At the time of writing, the mining giant's shares are down 2% to $123.08.
Rio Tinto shares fall on results release
For the 12 months ended 31 December, Rio Tinto reported a 3% decline in revenue to US$54,041 million and a 9% reduction in underlying earnings before interest, tax, depreciation, and amortisation (EBITDA) to US$23,892 million.
The latter was a touch short of the consensus estimate of US$24,024 million.
This appears to have overshadowed Rio Tinto's underlying earnings of US$11.8 billion and US$2.58 per share final dividend, which were either in line or a touch better than expected.
For the full year, Rio Tinto's dividend came in at US$4.20 per share, which is down 12% year on year.

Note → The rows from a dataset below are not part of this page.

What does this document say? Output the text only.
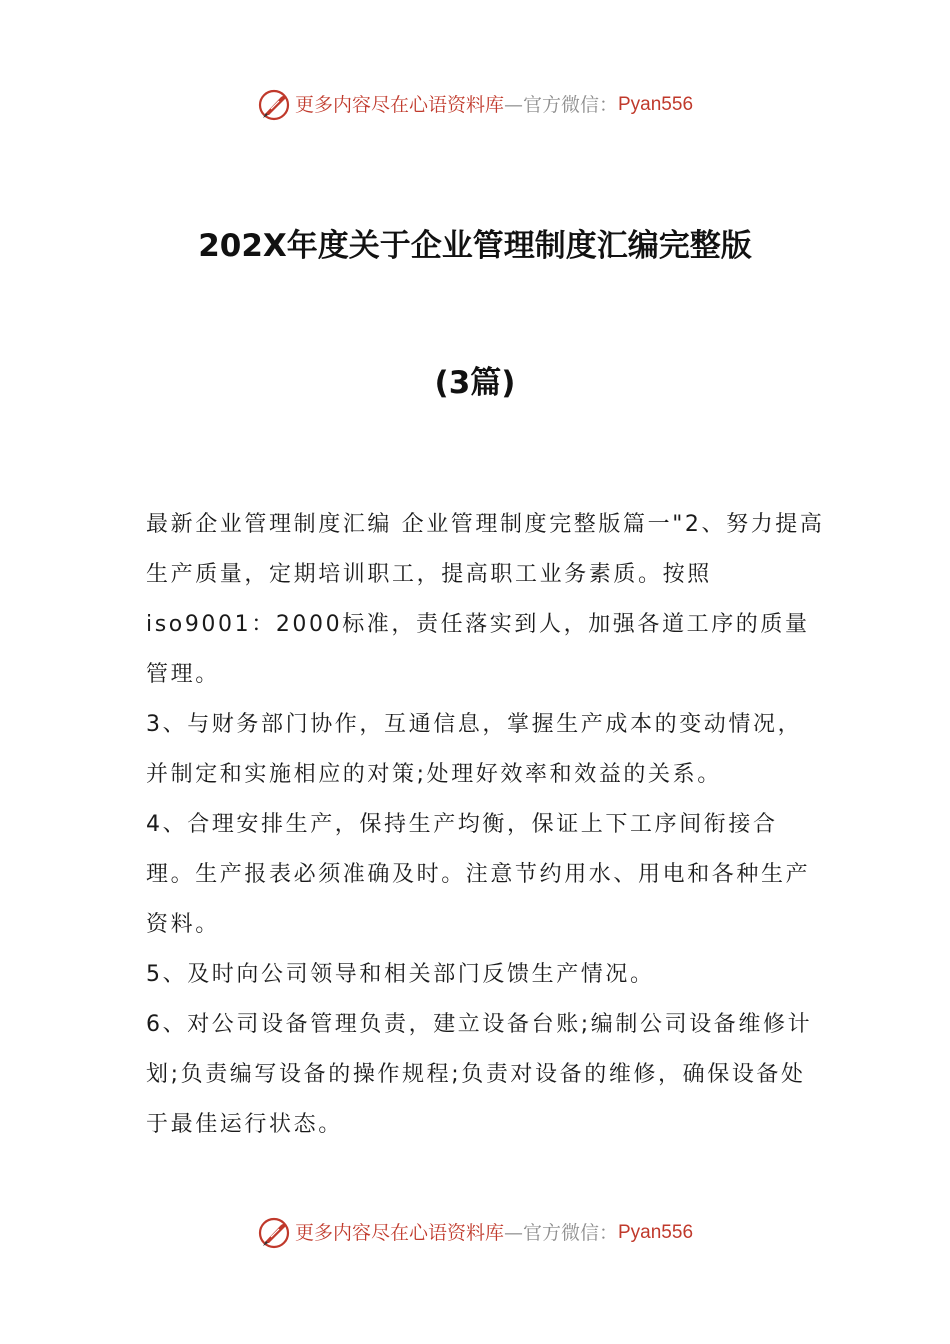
更多内容尽在心语资料库 — 官方微信： Pyan556
202X年度关于企业管理制度汇编完整版
(3篇)

最新企业管理制度汇编 企业管理制度完整版篇一"2、努力提高生产质量，定期培训职工，提高职工业务素质。按照iso9001：2000标准，责任落实到人，加强各道工序的质量管理。

3、与财务部门协作，互通信息，掌握生产成本的变动情况，并制定和实施相应的对策;处理好效率和效益的关系。

4、合理安排生产，保持生产均衡，保证上下工序间衔接合理。生产报表必须准确及时。注意节约用水、用电和各种生产资料。

5、及时向公司领导和相关部门反馈生产情况。

6、对公司设备管理负责，建立设备台账;编制公司设备维修计划;负责编写设备的操作规程;负责对设备的维修，确保设备处于最佳运行状态。

更多内容尽在心语资料库 — 官方微信： Pyan556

Commenting on the result, Goldman Sachs said:
RIO reported 2023 underlying EBITDA/NPAT of US$23.9bn/US$11.8bn, in-line with our estimates and Visible Alpha Cons. The company generated an average ROCE of 20% in the year and generated nearly US$8bn of FCF. While all divisions were broadly in-line, there was a decent reduction in Primary aluminium costs. The final dividend of US$2.58/sh (75% payout) was in-line with our US$2.59 estimate taking the FY payout to 60%, at the top end of the 40-60% policy. Net debt of US$4.2bn was above our US$2.9bn estimate due to differences in leases and other investments. Capex came in at US$7.1bn in-line with guidance.
Should you invest?
Goldman believes that the Rio Tinto share price is good value at the current level.
Its analysts have retained their buy rating with a trimmed price target of $138.30. This implies potential upside of 12% based on where it trades today.
In addition, the broker is forecasting a US$4.40 per share dividend in FY 2024. This represents an attractive fully franked 5% dividend yield, bringing the total potential return to 17%.